Economics Asked by Michael Schwartz on October 29, 2020
I’m trying to organize my thinking about differences among types of normal goods, and I’m sure that someone smarter than me has already done the necessary work.
Here’s one sort of distinction that I have in mind:
A is willing to spend more money for a better graphics card because it improves his experience watching movies. He is not spending more money to gain any sort of competitive advantage over other users, and his streaming services never change the demands that they place on users’ computers.
B is willing to spend more money for a better graphics card because it improves his experience watching movies. He is not spending more money to gain any sort of competitive advantage over other users, but, because other users’ purchases affect what sort of demands streaming services place on users’ computers, he’s in something of an arms race.

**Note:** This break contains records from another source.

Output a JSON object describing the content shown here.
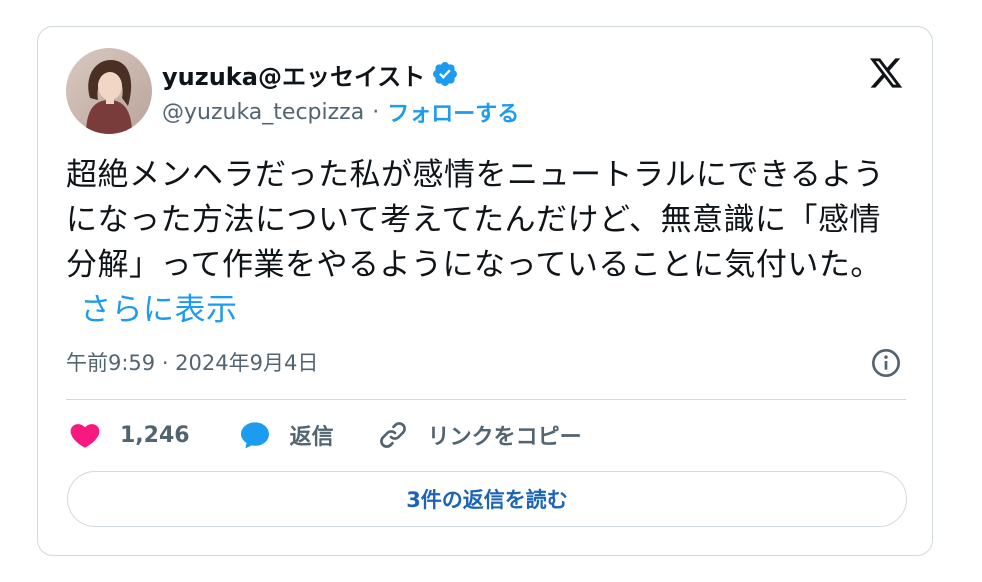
{
  "author": {
    "display_name": "yuzuka@エッセイスト",
    "handle": "@yuzuka_tecpizza",
    "separator": "·",
    "follow_label": "フォローする"
  },
  "tweet": {
    "text": "超絶メンヘラだった私が感情をニュートラルにできるようになった方法について考えてたんだけど、無意識に「感情分解」って作業をやるようになっていることに気付いた。",
    "show_more_label": "さらに表示",
    "timestamp": "午前9:59 · 2024年9月4日"
  },
  "actions": {
    "like_count": "1,246",
    "reply_label": "返信",
    "copy_link_label": "リンクをコピー"
  },
  "read_replies_label": "3件の返信を読む",
  "colors": {
    "accent": "#1d9bf0",
    "like": "#f91880",
    "verified": "#1d9bf0",
    "text": "#0f1419",
    "muted": "#536471",
    "border": "#cfd9de"
  },
  "icons": [
    "avatar",
    "verified-badge-icon",
    "x-logo-icon",
    "info-icon",
    "heart-icon",
    "reply-bubble-icon",
    "link-icon"
  ]
}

C is willing to spend more money for a better graphics card because it confers a competitive advantage playing MMOs. He cares only about the performance of his gaming rig relative to other gaming rigs; he is otherwise indifferent to performance.
Imagine that people like A constitute the entire market for graphics cards. Separately, imagine that people like B constitute the entire market for graphics cards. Imagine that people like C constitute the entire market for graphics cards. Would graphics cards be different sorts of goods in these three scenarios?
A related question: Are there other sorts of goods than these:
club
common-pool
complementary
durable
excludable
free
Giffen
inferior
intangible
luxury
normal
nondurable
nonexcludable
nonrivalrous
public
private
rivalrous
substitute
superior
tangible
Veblen
Would graphics cards be different sorts of goods in these three scenarios?
No. What we have is different sorts of consumers, with different utility functions. The good is the same, it is the demand function that changes.
In a dynamic setting of course, the preferences of consumers (and which are the predominant ones in terms of demand share) will possibly drive how graphics cards evolve as products.
As for the second question, I am pretty sure that somewhere in the vast and centuries old economics literature someone has defined yet one more subcategory of a good.